Минь чувствовал, будто в мозгу у него разливается пламя. Он едва перевел дух: из груди рвалось наружу нечто могучее, необъятное.
— Послушай, товарищ Минь, ты бы прочел письмецо Зяу и порвал его. Так оно будет лучше, — сказал Ти, когда они молча прошли несколько кварталов.
— Да-да, я забыл из-за спешки.
Он торопливо подошел к фонарному столбу, развернул бумажный квадратик и прочитал:
«Журавлик! (Так, по давнему уговору, называл его Зяу.) Немедленно уходи вместе с Ти. Промедлишь секунду, и, знай, тебя арестуют. Последний, решительный бой за жизнь начался! Мы не должны дезертировать. Не можем
Намдиньская тюрьма, 28 декабря 1941 г.».
Не успев разорвать письмо, Минь отошел от фонаря:
— Значит, Зяу опять арестован?
— Его взяли месяц назад, когда провалилась ячейка в солдатских казармах. Письмо это он написал позавчера, а вчера его четыре раза допрашивали… Пытали… Сегодня утром узнал: палачи перестарались с электричеством, его убило током.
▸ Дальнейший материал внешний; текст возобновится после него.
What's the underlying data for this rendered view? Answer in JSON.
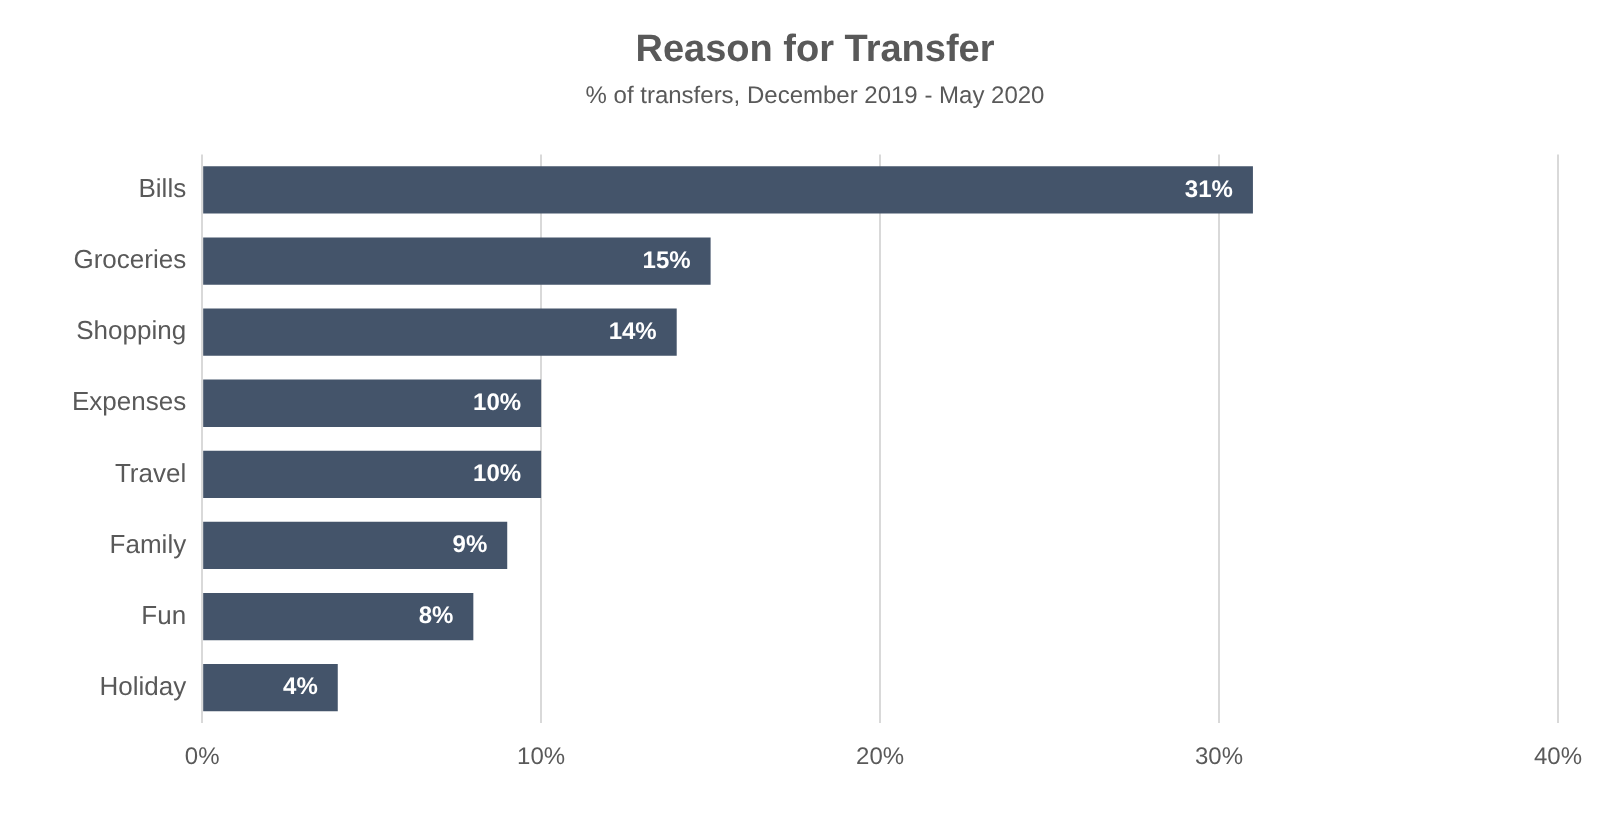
{
  "chart_data": {
    "type": "bar",
    "orientation": "horizontal",
    "title": "Reason for Transfer",
    "subtitle": "% of transfers, December 2019 - May 2020",
    "categories": [
      "Bills",
      "Groceries",
      "Shopping",
      "Expenses",
      "Travel",
      "Family",
      "Fun",
      "Holiday"
    ],
    "values": [
      31,
      15,
      14,
      10,
      10,
      9,
      8,
      4
    ],
    "value_labels": [
      "31%",
      "15%",
      "14%",
      "10%",
      "10%",
      "9%",
      "8%",
      "4%"
    ],
    "color": "#44546a",
    "xlim": [
      0,
      40
    ],
    "xticks": [
      {
        "value": 0,
        "label": "0%"
      },
      {
        "value": 10,
        "label": "10%"
      },
      {
        "value": 20,
        "label": "20%"
      },
      {
        "value": 30,
        "label": "30%"
      },
      {
        "value": 40,
        "label": "40%"
      }
    ],
    "grid": "x"
  }
}
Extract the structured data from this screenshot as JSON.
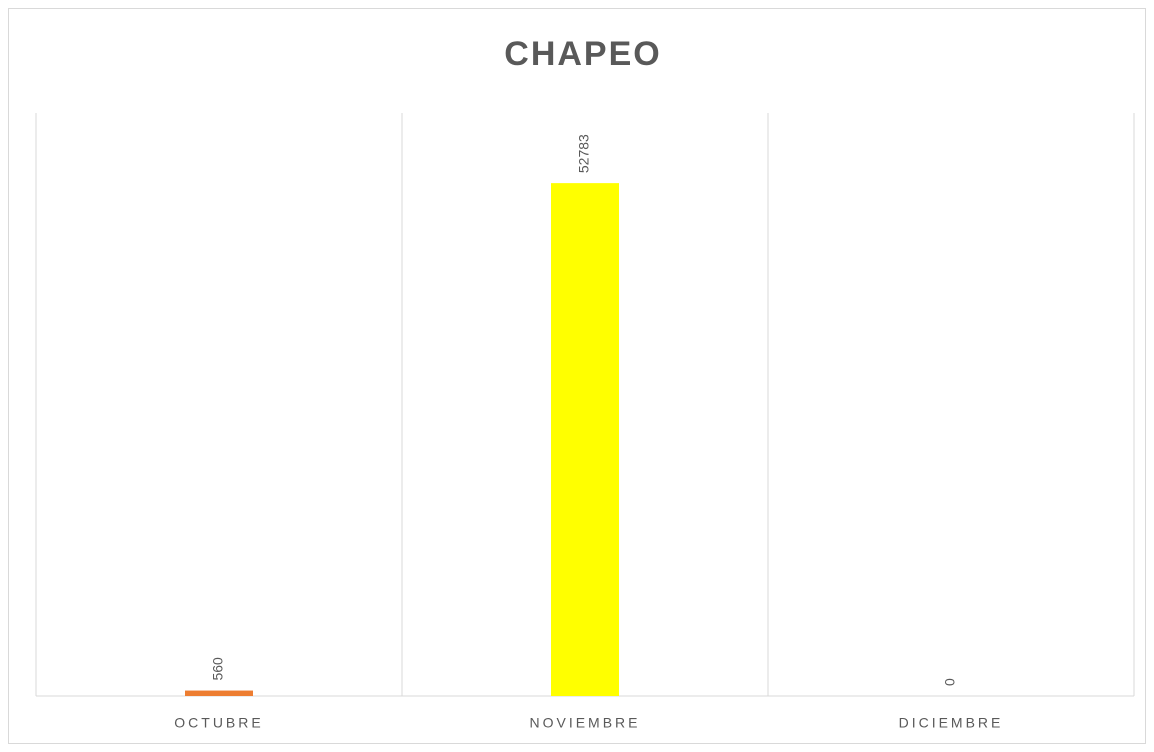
{
  "chart_data": {
    "type": "bar",
    "title": "CHAPEO",
    "categories": [
      "OCTUBRE",
      "NOVIEMBRE",
      "DICIEMBRE"
    ],
    "values": [
      560,
      52783,
      0
    ],
    "colors": [
      "#ed7d31",
      "#ffff00",
      "#a5a5a5"
    ],
    "ylim": [
      0,
      60000
    ]
  }
}
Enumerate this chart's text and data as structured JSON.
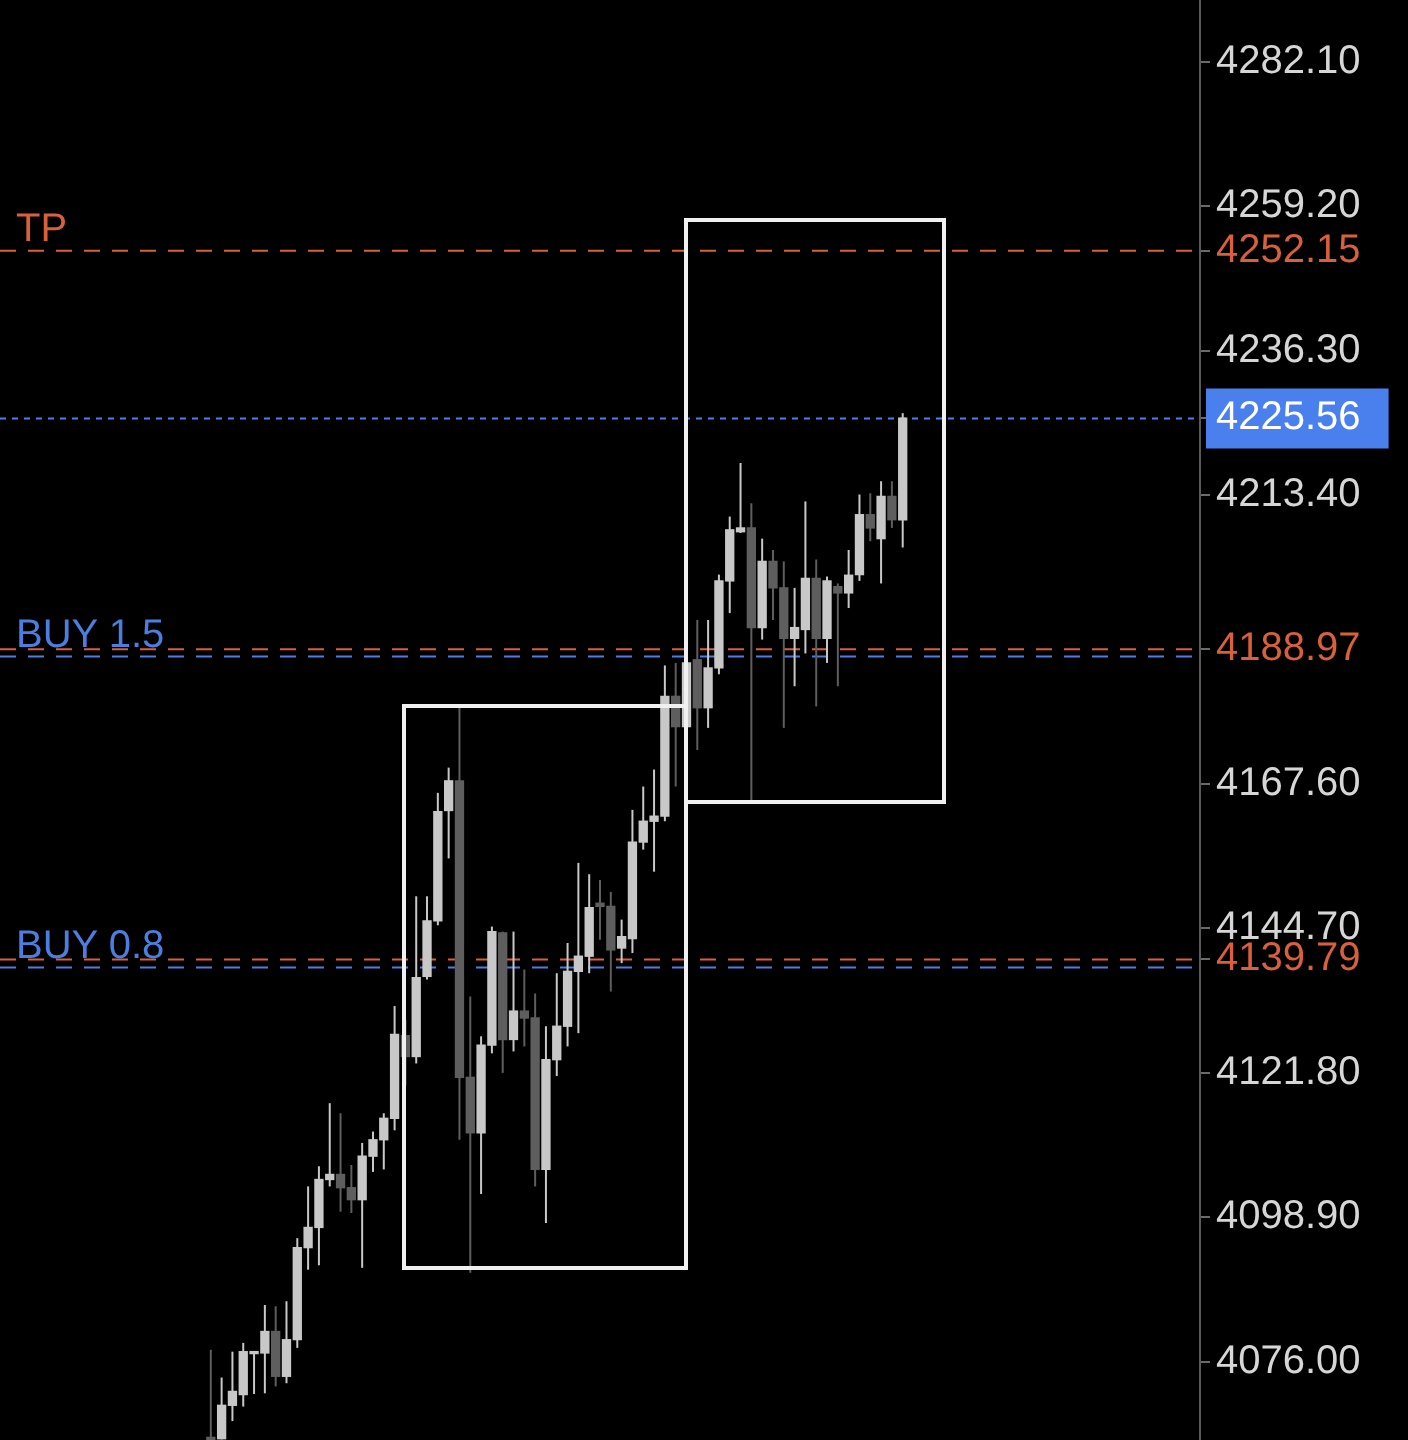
{
  "chart_data": {
    "type": "candlestick",
    "categories": [
      null,
      null,
      null,
      null,
      null,
      null,
      null,
      null,
      null,
      null,
      null,
      null,
      null,
      null,
      null,
      null,
      null,
      null,
      null,
      null,
      null,
      null,
      null,
      null,
      null,
      null,
      null,
      null,
      null,
      null,
      null,
      null,
      null,
      null,
      null,
      null,
      null,
      null,
      null,
      null,
      null,
      null,
      null,
      null,
      null,
      null,
      null,
      null,
      null,
      null,
      null,
      null,
      null,
      null,
      null,
      null,
      null,
      null,
      null,
      null,
      null,
      null,
      null,
      null,
      null,
      null,
      null,
      null,
      null,
      null,
      null,
      null,
      null,
      null,
      null,
      null,
      null,
      null,
      null,
      null,
      null,
      null,
      null,
      null,
      null,
      null,
      null,
      null,
      null,
      null,
      null,
      null,
      null,
      null,
      null,
      null,
      null,
      null,
      null,
      null,
      null,
      null,
      null,
      null,
      null,
      null,
      null,
      null,
      null,
      null,
      null
    ],
    "ohlc": [
      null,
      null,
      null,
      null,
      null,
      null,
      null,
      null,
      null,
      null,
      null,
      null,
      null,
      null,
      null,
      null,
      null,
      null,
      null,
      [
        4063.8,
        4077.9,
        4063.7,
        4063.7
      ],
      [
        4063.8,
        4073.5,
        4063.7,
        4069.1
      ],
      [
        4069.1,
        4077.6,
        4066.6,
        4071.3
      ],
      [
        4070.8,
        4079.0,
        4068.9,
        4077.6
      ],
      [
        4077.3,
        4077.6,
        4070.9,
        4077.5
      ],
      [
        4077.4,
        4085.0,
        4071.0,
        4080.8
      ],
      [
        4080.8,
        4084.8,
        4072.1,
        4073.7
      ],
      [
        4073.7,
        4085.6,
        4072.6,
        4079.5
      ],
      [
        4079.5,
        4095.6,
        4078.2,
        4094.1
      ],
      [
        4094.1,
        4103.8,
        4090.6,
        4097.3
      ],
      [
        4097.3,
        4107.0,
        4091.3,
        4104.9
      ],
      [
        4104.9,
        4117.0,
        4103.8,
        4105.7
      ],
      [
        4105.7,
        4115.4,
        4099.8,
        4103.6
      ],
      [
        4103.6,
        4107.2,
        4099.6,
        4101.7
      ],
      [
        4101.7,
        4110.7,
        4090.9,
        4108.6
      ],
      [
        4108.6,
        4112.5,
        4106.1,
        4111.2
      ],
      [
        4111.2,
        4115.4,
        4106.5,
        4114.6
      ],
      [
        4114.6,
        4132.4,
        4112.7,
        4127.9
      ],
      [
        4127.7,
        4130.2,
        4119.8,
        4124.4
      ],
      [
        4124.4,
        4149.8,
        4123.3,
        4136.9
      ],
      [
        4137.1,
        4149.8,
        4136.6,
        4145.9
      ],
      [
        4145.9,
        4166.2,
        4145.2,
        4163.2
      ],
      [
        4163.4,
        4170.2,
        4155.8,
        4168.1
      ],
      [
        4168.1,
        4179.7,
        4111.2,
        4121.1
      ],
      [
        4121.1,
        4133.9,
        4090.1,
        4112.3
      ],
      [
        4112.3,
        4127.6,
        4102.6,
        4126.2
      ],
      [
        4126.2,
        4145.0,
        4124.9,
        4144.2
      ],
      [
        4144.0,
        4144.2,
        4121.8,
        4127.1
      ],
      [
        4127.1,
        4144.2,
        4125.2,
        4131.6
      ],
      [
        4131.6,
        4138.2,
        4126.0,
        4130.5
      ],
      [
        4130.5,
        4134.4,
        4103.8,
        4106.5
      ],
      [
        4106.5,
        4129.2,
        4098.0,
        4123.9
      ],
      [
        4123.9,
        4137.6,
        4121.3,
        4129.2
      ],
      [
        4129.2,
        4142.4,
        4126.0,
        4137.9
      ],
      [
        4137.9,
        4155.1,
        4128.1,
        4140.3
      ],
      [
        4140.3,
        4153.3,
        4137.6,
        4148.0
      ],
      [
        4148.7,
        4152.4,
        4142.9,
        4148.2
      ],
      [
        4148.2,
        4150.5,
        4134.7,
        4141.3
      ],
      [
        4141.6,
        4146.1,
        4139.2,
        4143.4
      ],
      [
        4143.1,
        4163.5,
        4140.8,
        4158.4
      ],
      [
        4158.4,
        4167.2,
        4157.2,
        4161.7
      ],
      [
        4161.7,
        4169.9,
        4153.7,
        4162.5
      ],
      [
        4162.5,
        4186.4,
        4161.7,
        4181.5
      ],
      [
        4181.5,
        4186.8,
        4167.2,
        4176.7
      ],
      [
        4176.7,
        4187.8,
        4173.6,
        4186.8
      ],
      [
        4187.3,
        4193.6,
        4173.0,
        4179.7
      ],
      [
        4179.7,
        4193.6,
        4176.5,
        4186.0
      ],
      [
        4186.0,
        4200.8,
        4185.0,
        4199.8
      ],
      [
        4199.8,
        4210.0,
        4194.7,
        4207.9
      ],
      [
        4207.6,
        4218.5,
        4207.4,
        4208.2
      ],
      [
        4208.2,
        4212.1,
        4164.6,
        4192.4
      ],
      [
        4192.4,
        4206.5,
        4190.5,
        4202.9
      ],
      [
        4202.9,
        4204.7,
        4193.6,
        4198.7
      ],
      [
        4198.7,
        4202.9,
        4176.5,
        4190.7
      ],
      [
        4190.7,
        4198.7,
        4183.1,
        4192.4
      ],
      [
        4192.1,
        4212.4,
        4188.3,
        4200.2
      ],
      [
        4200.2,
        4203.2,
        4179.9,
        4190.7
      ],
      [
        4190.7,
        4200.5,
        4186.8,
        4199.8
      ],
      [
        4198.9,
        4199.4,
        4183.1,
        4197.9
      ],
      [
        4197.9,
        4204.7,
        4195.5,
        4200.7
      ],
      [
        4200.8,
        4213.5,
        4199.8,
        4210.3
      ],
      [
        4210.3,
        4213.7,
        4206.1,
        4208.2
      ],
      [
        4206.5,
        4215.6,
        4199.4,
        4213.2
      ],
      [
        4213.2,
        4215.6,
        4208.2,
        4209.5
      ],
      [
        4209.5,
        4226.4,
        4205.1,
        4225.6
      ],
      null,
      null,
      null,
      null,
      null,
      null,
      null,
      null,
      null,
      null,
      null,
      null,
      null,
      null,
      null,
      null,
      null,
      null,
      null,
      null,
      null,
      null,
      null,
      null,
      null,
      null,
      null
    ],
    "colors": [
      null,
      null,
      null,
      null,
      null,
      null,
      null,
      null,
      null,
      null,
      null,
      null,
      null,
      null,
      null,
      null,
      null,
      null,
      null,
      "#5e5e5e",
      "#c8c8c8",
      "#c8c8c8",
      "#c8c8c8",
      "#c8c8c8",
      "#c8c8c8",
      "#5e5e5e",
      "#c8c8c8",
      "#c8c8c8",
      "#c8c8c8",
      "#c8c8c8",
      "#c8c8c8",
      "#5e5e5e",
      "#5e5e5e",
      "#c8c8c8",
      "#c8c8c8",
      "#c8c8c8",
      "#c8c8c8",
      "#5e5e5e",
      "#c8c8c8",
      "#c8c8c8",
      "#c8c8c8",
      "#c8c8c8",
      "#5e5e5e",
      "#5e5e5e",
      "#c8c8c8",
      "#c8c8c8",
      "#5e5e5e",
      "#c8c8c8",
      "#5e5e5e",
      "#5e5e5e",
      "#c8c8c8",
      "#c8c8c8",
      "#c8c8c8",
      "#c8c8c8",
      "#c8c8c8",
      "#5e5e5e",
      "#5e5e5e",
      "#c8c8c8",
      "#c8c8c8",
      "#c8c8c8",
      "#c8c8c8",
      "#c8c8c8",
      "#5e5e5e",
      "#c8c8c8",
      "#5e5e5e",
      "#c8c8c8",
      "#c8c8c8",
      "#c8c8c8",
      "#c8c8c8",
      "#5e5e5e",
      "#c8c8c8",
      "#5e5e5e",
      "#5e5e5e",
      "#c8c8c8",
      "#c8c8c8",
      "#5e5e5e",
      "#c8c8c8",
      "#5e5e5e",
      "#c8c8c8",
      "#c8c8c8",
      "#5e5e5e",
      "#c8c8c8",
      "#5e5e5e",
      "#c8c8c8",
      null,
      null,
      null,
      null,
      null,
      null,
      null,
      null,
      null,
      null,
      null,
      null,
      null,
      null,
      null,
      null,
      null,
      null,
      null,
      null,
      null,
      null,
      null,
      null,
      null,
      null,
      null
    ],
    "ylim": [
      4063.6,
      4291.9
    ],
    "yticks": [
      {
        "value": 4282.1,
        "label": "4282.10"
      },
      {
        "value": 4259.2,
        "label": "4259.20"
      },
      4252.15,
      {
        "value": 4236.3,
        "label": "4236.30"
      },
      4225.56,
      {
        "value": 4213.4,
        "label": "4213.40"
      },
      4188.97,
      {
        "value": 4167.6,
        "label": "4167.60"
      },
      {
        "value": 4144.7,
        "label": "4144.70"
      },
      4139.79,
      {
        "value": 4121.8,
        "label": "4121.80"
      },
      {
        "value": 4098.9,
        "label": "4098.90"
      },
      {
        "value": 4076,
        "label": "4076.00"
      }
    ],
    "tick_labels": "y",
    "ref_lines": [
      {
        "axis": "y",
        "value": 4252.15,
        "label": "TP",
        "color": "#d9603b",
        "line_style": "dashed"
      },
      {
        "axis": "y",
        "value": 4225.56,
        "color": "#4a80ee",
        "line_style": "dotted"
      },
      {
        "axis": "y",
        "value": 4188.97,
        "color": "#d9603b",
        "line_style": "dashed"
      },
      {
        "axis": "y",
        "value": 4187.8,
        "label": "BUY 1.5",
        "color": "#4a7ee0",
        "line_style": "dashed"
      },
      {
        "axis": "y",
        "value": 4139.79,
        "color": "#d9603b",
        "line_style": "dashed"
      },
      {
        "axis": "y",
        "value": 4138.5,
        "label": "BUY 0.8",
        "color": "#4a7ee0",
        "line_style": "dashed"
      }
    ]
  }
}
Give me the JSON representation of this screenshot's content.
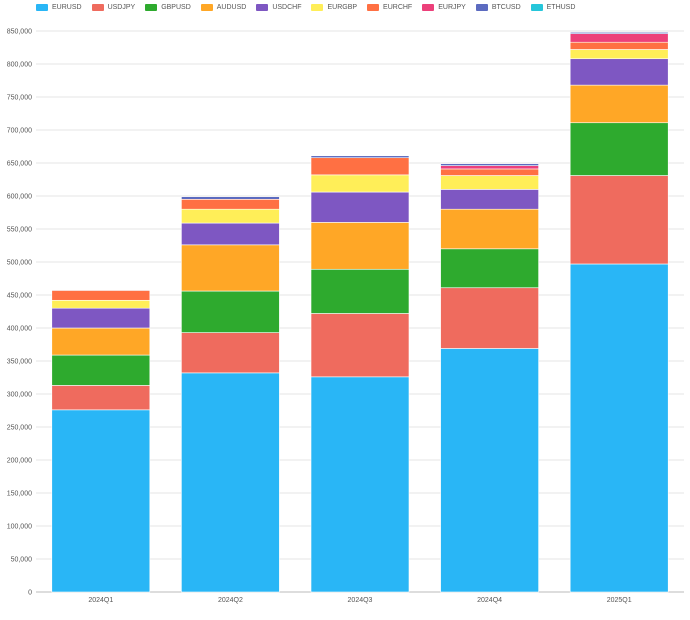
{
  "chart_data": {
    "type": "bar",
    "stacked": true,
    "categories": [
      "2024Q1",
      "2024Q2",
      "2024Q3",
      "2024Q4",
      "2025Q1"
    ],
    "series": [
      {
        "name": "EURUSD",
        "color": "#29b6f6",
        "values": [
          276000,
          332000,
          326000,
          369000,
          497000
        ]
      },
      {
        "name": "USDJPY",
        "color": "#ef6b5e",
        "values": [
          37000,
          61000,
          96000,
          92000,
          134000
        ]
      },
      {
        "name": "GBPUSD",
        "color": "#2eaa2e",
        "values": [
          46000,
          63000,
          67000,
          59000,
          80000
        ]
      },
      {
        "name": "AUDUSD",
        "color": "#ffa726",
        "values": [
          41000,
          70000,
          71000,
          60000,
          57000
        ]
      },
      {
        "name": "USDCHF",
        "color": "#7e57c2",
        "values": [
          30000,
          33000,
          46000,
          30000,
          40000
        ]
      },
      {
        "name": "EURGBP",
        "color": "#ffee58",
        "values": [
          12000,
          21000,
          26000,
          21000,
          14000
        ]
      },
      {
        "name": "EURCHF",
        "color": "#ff7043",
        "values": [
          15000,
          15000,
          26000,
          10000,
          11000
        ]
      },
      {
        "name": "EURJPY",
        "color": "#ec407a",
        "values": [
          0,
          0,
          0,
          5000,
          13000
        ]
      },
      {
        "name": "BTCUSD",
        "color": "#5c6bc0",
        "values": [
          1000,
          4000,
          3000,
          3000,
          2000
        ]
      },
      {
        "name": "ETHUSD",
        "color": "#26c6da",
        "values": [
          0,
          0,
          0,
          0,
          0
        ]
      }
    ],
    "ylim": [
      0,
      850000
    ],
    "yticks": [
      "0",
      "50,000",
      "100,000",
      "150,000",
      "200,000",
      "250,000",
      "300,000",
      "350,000",
      "400,000",
      "450,000",
      "500,000",
      "550,000",
      "600,000",
      "650,000",
      "700,000",
      "750,000",
      "800,000",
      "850,000"
    ],
    "title": "",
    "xlabel": "",
    "ylabel": "",
    "grid": true,
    "legend_position": "top"
  }
}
Ти опустил голову и вдруг зарыдал:
— Сегодня в полдень его мать, думая, что он еще жив, велела младшей дочери отвести ее в полицейское управление и стала выпрашивать разрешение передать ему еду и одежду. Но они прогнали ее. А потом приехали и забрали старшую дочь — ту, что работала на шелкоткацкой фабрике. Слепая старуха с внучонком плакали и все старались ухватиться за колесо машины…
ПОСЛЕДНЕЕ СЛОВО
Лица их почернели, и чернота эта, необычная и странная, напоминала темную корку золы на горящих углях, если плеснуть на них водой. Кожа растрескалась, а глаза, глубоко запавшие и тусклые, тупо ворочались в потемневших глазницах. Руки их, словно чужие, медленно поднимались к лицам; дрожащие пальцы ощупью заползали в ноздри и полураскрытые рты, а потом руки так же медленно падали и глаза закрывались…
Вечернее небо было затянуто облаками. В последних лучах солнца сероватой дымкой повисла пыль. Вдоль улицы нехотя приоткрывались ставни, словно веки больных опухших глаз. Над крышами так же вяло поднимались одинокие струйки дыма. Бесцветные тяжелые облака опускались все ниже, растворяясь в мутном, неясном свете.
Те, кто держался на ногах, еще маялись по переулкам и торговым рядам. Но их становилось все меньше. Остальные лежали на земле. Кто-то еще сидел, но это были главным образом дети. Они кланялись, как автоматы, и визгливо клянчили милостыню для матерей, отцов, сестер и братьев, которые давно уже умерли или медленно умирали рядом с ними.
В начале улицы они лежали рядами вдоль стен, среди мусора и нечистот, и только один еще сидел около автомобильной мастерской, разрушенной во время бомбежки, — скелет, обтянутый почерневшей кожей, с ввалившимися, мутными, как у них всех, глазами, и руки его время от времени загадочно шевелились. Так он сидел с того самого дня, когда впервые пришел сюда, — прямо у расколотых надвое ворот. За спиной его торчали скрюченные, вздувшиеся трубы железной изгороди. А рядом, в нескольких шагах, высилась груда искореженных балок, битого кирпича и черепицы, присыпанная пылью и глиной и поросшая травой. Он сидел на чистой нелатаной циновке, поодаль от тех, что лежали вдоль стен, холодные и мертвые. Их разделял отрезок улицы с двумя фонарными столбами; и если рядом с ним тоже громоздилась куча мусора, то это были обломки стен и кровли, а не грязь и нечистоты, облепленные зелеными мухами.
Четвертые сутки, как пришел он сюда со своей циновкой. Четыре дня и четыре ночи подряд он сидел, прислонившись к воротам. Спал он мало — часа три-четыре. Все остальное время глаза его в глубине черных впадин упорно не хотели закрываться — кто знает, что надеялся он увидеть; во всяком случае, он ни разу не попытался встать, не кланялся и не просил милостыню.